Confinée dans la sphère privée, la langue amazighe est devenue un faire-valoir démocratique et sert à donner l’illusion de la pluralité. Plutôt qu’une interdiction franche qui desservirait les intérêts des gouvernants, le choix a été porté sur la création d’un environnement hostile à son épanouissement. A terme, le pouvoir compte organiser à tamazight de belles funérailles. Pourquoi, en effet, s’encombrer d’une langue «attardée» puisque tous les citoyens peuvent accéder à la langue arabe «noble et sacrée» ?
Cette apocalypse linguistique programmée n’aura pourtant pas lieu. La demande sociale est forte, le nombre de locuteurs importants et dans certaines régions à l’image de la Kabylie, le pays Chaoui et le M’zab, la langue amazighe est véhiculaire. Cette vigueur génératrice de contestation/revendication gêne le pouvoir qui n’a pas d’autre choix que de répondre aux attentes, à la fois pour des raisons internes pour se garantir une paix sociale mais aussi pour des raisons externes afin de donner l’illusion d’un régime tolérant.Les réponses du pouvoir se feront donc à minima.

Il est bon de rappeler que le monolinguisme est un des critères qui définissent l’Etat centralisé. L’extinction de toute langue autre que celle du pouvoir est l’ultime but. L’assimilation à la culture dominante est encouragée par le biais du statut social que confère la langue arabe. Les médias lourds qui sont le monopole de l’Etat, une politique économique qui accentue l’exode vers les villes qui ne laissent aucune place pour les cultures périphériques, le contingent qui permet de déplacer les berbérophones hors de leur territoire naturel, l’école et la mosquée utilisées comme lieux de formation idéologique, sont autant de moyens d’aliénation et de déculturation.

C’est pourquoi les droits des peuples autochtones et minorés passent nécessairement par la redéfinition de l’Etat, par la valorisation des régions naturelles. Autrement dit, par une refondation nationale basée sur une souveraineté régionale, qui ne soit pas en contradiction avec une constitution nationale à reformuler (curieusement, la commission pour la réforme constitutionnelle, présidée par M. Bensalah, n’a pas cru bon d’écouter les doléances des militants amazighs).

Peut-être faut-il rappeler qu’à l’opposé de l’Algérie, le multilinguisme est vécu, en Suisse (dans de nombreux autres pays aussi), comme ciment de cohésion sociale puisque l’égalité des langues est un fait constitutionnel. Un exemple dont pourrait s’inspirer l’Algérie, où des régions entières sont linguistiquement homogènes et où peut s’appliquer le principe de territorialité et un traitement linguistique d’autant plus aisé qu’il n’y a que deux langues nationales (arabe nord-africain et tamazight). Une politique qui serait en accord avec, notamment, l’article 27 du pacte civil qui stipule : «Dans les Etats où il existe des minorités… les personnes appartenant à des minorités ne peuvent être privées de droits… d’employer leur propre langue.»

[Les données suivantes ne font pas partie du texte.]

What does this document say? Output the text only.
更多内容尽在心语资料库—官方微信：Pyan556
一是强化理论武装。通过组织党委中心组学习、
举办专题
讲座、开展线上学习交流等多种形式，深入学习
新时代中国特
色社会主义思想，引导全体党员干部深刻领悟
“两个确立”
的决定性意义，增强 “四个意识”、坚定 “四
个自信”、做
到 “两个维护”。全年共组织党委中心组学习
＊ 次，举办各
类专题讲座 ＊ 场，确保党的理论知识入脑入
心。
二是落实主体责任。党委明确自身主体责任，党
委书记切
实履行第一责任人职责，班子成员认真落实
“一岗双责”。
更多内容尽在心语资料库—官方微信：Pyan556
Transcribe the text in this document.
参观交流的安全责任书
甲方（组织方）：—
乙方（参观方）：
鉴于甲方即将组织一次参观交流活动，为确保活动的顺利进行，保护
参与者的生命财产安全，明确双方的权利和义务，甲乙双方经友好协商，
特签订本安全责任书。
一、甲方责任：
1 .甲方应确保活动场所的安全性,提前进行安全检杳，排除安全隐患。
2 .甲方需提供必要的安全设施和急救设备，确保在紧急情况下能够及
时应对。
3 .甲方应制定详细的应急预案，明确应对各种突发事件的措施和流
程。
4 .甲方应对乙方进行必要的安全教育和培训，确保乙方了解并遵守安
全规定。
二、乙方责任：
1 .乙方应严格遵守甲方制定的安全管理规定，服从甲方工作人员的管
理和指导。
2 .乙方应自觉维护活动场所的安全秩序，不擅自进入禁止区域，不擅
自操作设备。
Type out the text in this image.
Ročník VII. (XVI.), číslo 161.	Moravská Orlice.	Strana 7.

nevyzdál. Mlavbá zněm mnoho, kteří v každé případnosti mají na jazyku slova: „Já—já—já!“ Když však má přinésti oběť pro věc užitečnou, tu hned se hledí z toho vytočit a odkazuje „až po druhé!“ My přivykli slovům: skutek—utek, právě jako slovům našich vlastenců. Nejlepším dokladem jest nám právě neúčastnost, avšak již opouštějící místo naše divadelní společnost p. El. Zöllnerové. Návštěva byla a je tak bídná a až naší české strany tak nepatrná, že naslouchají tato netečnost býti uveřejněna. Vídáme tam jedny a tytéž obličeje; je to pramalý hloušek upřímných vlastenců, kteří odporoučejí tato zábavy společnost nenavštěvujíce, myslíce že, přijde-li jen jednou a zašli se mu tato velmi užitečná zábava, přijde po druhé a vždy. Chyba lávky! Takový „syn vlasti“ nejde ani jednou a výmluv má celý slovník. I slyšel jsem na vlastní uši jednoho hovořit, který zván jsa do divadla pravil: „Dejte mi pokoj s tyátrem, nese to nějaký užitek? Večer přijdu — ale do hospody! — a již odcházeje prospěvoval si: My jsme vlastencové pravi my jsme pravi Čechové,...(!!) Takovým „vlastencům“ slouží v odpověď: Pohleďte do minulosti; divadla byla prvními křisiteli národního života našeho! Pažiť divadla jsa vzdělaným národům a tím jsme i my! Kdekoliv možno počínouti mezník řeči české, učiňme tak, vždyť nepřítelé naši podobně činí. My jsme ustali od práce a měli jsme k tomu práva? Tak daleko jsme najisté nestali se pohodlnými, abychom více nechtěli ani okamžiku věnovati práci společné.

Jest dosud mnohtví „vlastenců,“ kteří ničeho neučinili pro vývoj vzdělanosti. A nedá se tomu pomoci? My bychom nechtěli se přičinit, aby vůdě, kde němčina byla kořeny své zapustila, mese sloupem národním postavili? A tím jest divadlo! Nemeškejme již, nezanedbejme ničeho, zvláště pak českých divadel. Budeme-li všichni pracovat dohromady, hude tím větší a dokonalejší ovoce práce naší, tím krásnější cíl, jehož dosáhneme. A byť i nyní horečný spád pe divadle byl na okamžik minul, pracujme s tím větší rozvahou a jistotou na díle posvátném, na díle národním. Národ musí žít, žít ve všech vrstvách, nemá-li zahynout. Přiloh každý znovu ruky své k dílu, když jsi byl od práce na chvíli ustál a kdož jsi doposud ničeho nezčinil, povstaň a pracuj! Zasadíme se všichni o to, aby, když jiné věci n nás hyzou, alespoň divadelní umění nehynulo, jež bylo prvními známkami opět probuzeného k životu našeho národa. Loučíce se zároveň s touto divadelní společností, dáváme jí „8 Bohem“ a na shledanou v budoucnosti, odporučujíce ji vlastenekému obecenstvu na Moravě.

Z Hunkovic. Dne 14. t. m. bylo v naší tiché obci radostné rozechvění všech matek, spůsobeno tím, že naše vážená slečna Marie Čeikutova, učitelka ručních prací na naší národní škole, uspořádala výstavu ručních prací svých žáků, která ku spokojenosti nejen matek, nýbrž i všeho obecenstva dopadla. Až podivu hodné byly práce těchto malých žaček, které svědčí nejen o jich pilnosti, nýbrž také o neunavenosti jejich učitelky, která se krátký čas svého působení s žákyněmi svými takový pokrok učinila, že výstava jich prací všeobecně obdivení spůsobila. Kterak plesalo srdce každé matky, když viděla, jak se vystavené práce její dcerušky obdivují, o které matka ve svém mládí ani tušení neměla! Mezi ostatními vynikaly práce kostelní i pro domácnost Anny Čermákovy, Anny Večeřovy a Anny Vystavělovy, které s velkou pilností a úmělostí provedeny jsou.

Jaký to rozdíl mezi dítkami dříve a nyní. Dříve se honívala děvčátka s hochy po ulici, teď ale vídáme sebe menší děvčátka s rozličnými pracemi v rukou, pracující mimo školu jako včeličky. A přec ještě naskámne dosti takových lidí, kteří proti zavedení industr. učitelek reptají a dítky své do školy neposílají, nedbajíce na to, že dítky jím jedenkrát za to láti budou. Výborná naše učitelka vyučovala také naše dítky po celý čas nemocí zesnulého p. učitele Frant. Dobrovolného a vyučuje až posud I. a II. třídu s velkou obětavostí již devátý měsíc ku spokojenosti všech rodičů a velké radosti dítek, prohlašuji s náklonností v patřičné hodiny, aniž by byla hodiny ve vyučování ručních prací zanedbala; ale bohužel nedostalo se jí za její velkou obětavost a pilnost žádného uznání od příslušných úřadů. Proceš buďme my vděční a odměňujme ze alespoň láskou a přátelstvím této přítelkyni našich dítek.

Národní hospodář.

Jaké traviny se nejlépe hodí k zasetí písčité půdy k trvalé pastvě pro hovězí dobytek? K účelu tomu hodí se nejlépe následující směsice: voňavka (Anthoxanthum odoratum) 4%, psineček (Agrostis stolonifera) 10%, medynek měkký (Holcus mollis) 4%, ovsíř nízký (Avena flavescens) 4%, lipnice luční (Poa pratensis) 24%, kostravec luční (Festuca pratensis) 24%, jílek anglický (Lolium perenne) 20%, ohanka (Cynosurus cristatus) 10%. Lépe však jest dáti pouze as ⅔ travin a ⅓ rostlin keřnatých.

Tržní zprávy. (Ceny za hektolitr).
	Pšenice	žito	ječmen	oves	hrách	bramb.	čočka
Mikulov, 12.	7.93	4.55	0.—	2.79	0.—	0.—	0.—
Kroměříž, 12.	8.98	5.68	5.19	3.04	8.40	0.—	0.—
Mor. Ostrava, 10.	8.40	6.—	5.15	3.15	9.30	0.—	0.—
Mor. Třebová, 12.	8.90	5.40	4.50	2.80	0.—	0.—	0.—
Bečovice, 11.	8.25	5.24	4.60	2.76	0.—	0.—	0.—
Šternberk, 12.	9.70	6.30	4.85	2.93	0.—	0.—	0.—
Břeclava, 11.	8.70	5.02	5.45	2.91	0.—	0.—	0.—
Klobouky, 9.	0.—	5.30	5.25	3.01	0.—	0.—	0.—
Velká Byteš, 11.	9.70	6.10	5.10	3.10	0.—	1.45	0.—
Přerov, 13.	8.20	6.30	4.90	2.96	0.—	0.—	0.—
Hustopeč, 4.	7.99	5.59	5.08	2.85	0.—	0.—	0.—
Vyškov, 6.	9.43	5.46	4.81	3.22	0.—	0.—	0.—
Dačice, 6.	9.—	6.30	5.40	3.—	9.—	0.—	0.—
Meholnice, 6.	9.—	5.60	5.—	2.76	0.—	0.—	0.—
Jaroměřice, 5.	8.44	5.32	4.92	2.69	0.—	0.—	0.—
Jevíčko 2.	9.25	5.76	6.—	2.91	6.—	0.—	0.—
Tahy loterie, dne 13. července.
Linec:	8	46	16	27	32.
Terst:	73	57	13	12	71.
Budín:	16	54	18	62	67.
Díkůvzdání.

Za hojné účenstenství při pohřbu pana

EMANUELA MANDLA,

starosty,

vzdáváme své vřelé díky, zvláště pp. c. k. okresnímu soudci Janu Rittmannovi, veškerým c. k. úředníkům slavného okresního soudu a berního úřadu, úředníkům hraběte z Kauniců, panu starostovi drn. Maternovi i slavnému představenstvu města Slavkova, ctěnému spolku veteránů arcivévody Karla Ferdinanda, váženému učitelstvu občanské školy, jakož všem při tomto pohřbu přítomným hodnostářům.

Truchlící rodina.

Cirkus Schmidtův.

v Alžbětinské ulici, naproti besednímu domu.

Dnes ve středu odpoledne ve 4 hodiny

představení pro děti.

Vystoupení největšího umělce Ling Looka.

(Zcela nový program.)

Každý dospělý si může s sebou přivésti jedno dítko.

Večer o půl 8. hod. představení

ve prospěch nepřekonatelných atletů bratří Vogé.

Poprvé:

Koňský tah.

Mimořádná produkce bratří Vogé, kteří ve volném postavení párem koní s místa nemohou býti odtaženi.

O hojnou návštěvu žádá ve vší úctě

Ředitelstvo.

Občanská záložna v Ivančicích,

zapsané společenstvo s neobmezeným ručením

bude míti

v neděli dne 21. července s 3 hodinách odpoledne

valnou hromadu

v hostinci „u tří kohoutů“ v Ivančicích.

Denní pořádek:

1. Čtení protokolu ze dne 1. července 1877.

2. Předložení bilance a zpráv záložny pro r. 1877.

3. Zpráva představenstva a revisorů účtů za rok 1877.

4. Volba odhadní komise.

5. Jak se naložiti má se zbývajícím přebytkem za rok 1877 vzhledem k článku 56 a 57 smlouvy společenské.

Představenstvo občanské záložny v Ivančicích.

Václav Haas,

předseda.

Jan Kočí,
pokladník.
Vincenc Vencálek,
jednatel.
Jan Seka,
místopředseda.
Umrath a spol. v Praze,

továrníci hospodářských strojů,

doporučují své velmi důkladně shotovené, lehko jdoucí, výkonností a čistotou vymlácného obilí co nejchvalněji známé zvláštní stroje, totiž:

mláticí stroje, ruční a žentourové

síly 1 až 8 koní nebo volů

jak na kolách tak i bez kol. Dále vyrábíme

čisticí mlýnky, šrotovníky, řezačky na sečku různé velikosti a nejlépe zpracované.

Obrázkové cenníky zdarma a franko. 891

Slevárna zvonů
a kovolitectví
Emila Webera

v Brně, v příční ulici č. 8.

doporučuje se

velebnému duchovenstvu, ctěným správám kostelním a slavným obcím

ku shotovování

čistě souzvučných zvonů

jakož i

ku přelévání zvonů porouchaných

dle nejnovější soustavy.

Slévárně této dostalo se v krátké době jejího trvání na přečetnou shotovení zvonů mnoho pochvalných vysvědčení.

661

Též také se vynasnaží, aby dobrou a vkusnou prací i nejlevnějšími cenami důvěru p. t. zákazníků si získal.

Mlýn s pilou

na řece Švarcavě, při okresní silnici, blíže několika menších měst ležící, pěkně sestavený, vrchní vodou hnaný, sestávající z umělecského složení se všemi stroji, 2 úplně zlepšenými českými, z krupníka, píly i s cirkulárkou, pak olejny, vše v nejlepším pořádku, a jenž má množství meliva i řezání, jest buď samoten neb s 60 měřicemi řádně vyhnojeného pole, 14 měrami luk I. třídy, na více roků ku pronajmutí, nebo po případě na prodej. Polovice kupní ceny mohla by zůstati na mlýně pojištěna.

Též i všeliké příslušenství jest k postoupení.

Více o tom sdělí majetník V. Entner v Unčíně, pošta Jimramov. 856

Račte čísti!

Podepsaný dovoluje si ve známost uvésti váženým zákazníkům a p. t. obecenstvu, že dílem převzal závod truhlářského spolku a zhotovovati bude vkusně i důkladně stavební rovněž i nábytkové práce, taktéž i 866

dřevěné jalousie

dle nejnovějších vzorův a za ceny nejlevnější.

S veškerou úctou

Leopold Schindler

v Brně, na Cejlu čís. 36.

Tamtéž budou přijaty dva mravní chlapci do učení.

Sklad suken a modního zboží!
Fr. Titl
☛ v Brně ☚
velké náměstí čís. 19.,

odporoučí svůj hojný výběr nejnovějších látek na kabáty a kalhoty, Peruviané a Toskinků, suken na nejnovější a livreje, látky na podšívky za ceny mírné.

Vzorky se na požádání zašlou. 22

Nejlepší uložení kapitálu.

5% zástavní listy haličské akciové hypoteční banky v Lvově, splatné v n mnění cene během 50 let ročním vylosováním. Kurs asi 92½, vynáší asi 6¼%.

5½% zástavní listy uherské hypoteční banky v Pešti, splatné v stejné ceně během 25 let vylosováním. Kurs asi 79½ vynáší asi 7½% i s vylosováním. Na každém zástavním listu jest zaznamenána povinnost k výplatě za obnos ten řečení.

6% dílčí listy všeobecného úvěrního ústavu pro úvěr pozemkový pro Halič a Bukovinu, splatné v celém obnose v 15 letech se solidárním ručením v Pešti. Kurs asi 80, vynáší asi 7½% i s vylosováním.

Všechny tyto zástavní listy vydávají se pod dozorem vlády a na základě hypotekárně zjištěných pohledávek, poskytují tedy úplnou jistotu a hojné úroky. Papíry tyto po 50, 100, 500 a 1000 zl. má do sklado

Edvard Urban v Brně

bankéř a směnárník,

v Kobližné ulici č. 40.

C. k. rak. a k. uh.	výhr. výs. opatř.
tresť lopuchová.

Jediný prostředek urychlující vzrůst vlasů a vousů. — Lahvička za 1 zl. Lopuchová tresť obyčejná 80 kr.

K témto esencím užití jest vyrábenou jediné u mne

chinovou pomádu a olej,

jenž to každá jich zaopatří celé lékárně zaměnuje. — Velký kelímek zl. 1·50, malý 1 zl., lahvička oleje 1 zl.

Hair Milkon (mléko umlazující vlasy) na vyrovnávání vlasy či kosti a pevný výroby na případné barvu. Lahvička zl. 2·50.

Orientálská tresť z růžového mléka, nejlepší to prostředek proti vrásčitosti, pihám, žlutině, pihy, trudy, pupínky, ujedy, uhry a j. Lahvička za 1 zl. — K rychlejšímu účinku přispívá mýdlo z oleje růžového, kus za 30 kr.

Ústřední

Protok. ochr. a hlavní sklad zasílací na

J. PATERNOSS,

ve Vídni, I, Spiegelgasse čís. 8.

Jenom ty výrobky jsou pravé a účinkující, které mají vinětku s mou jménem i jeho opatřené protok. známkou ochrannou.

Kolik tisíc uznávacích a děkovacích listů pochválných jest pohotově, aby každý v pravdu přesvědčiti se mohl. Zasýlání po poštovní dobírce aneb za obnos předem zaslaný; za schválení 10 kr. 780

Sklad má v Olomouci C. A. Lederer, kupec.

Une politique qui mettra fin à la discrimination faite au nom de la majorité tyrannique. Le droit citoyen impose nécessairement le respect de la communauté à laquelle on s’identifie, aussi petite soit-elle. Les autochtones, représentés en Algérie par les amazighophones, sont en droit (au même titre que les autres Algériens) de réclamer une pleine autodétermination, une gestion par eux-mêmes des territoires qu’ils occupent. Un pays où l’autonomie régionale, au niveau de toute la nation, deviendrait enfin réalité. La Commission pour la réforme constitutionnelle n’a pas attiré foule, parce que les tenants du pouvoir n’ont pas cru bon d’aborder les problèmes de fond (et le sujet abordé dans notre communication en est un). Il faut dire aussi que nombre de promesses faites par les plus hautes autorités n’ont jamais été tenues.

Aussi, il est difficile de les croire une nouvelle fois. Le Maroc, monarchique et bien moins pourvu en richesses naturelles, vient de nous faire la leçon en intégrant dans sa nouvelle Constitution des réalités jusque-là taboues, notamment le statut de langue officielle à la langue amazighe. Alors, il ne reste au pouvoir algérien, pour prouver sa bonne foi, que de proposer au minimum ce que l’Etat marocain a octroyé à son peuple. Tout le reste n’est que palabres.

Mouloud Lounaouci : universitaire. Membre fondateur du Mouvement culturel berbère. Membre fondateur du Congrès mondial amazigh.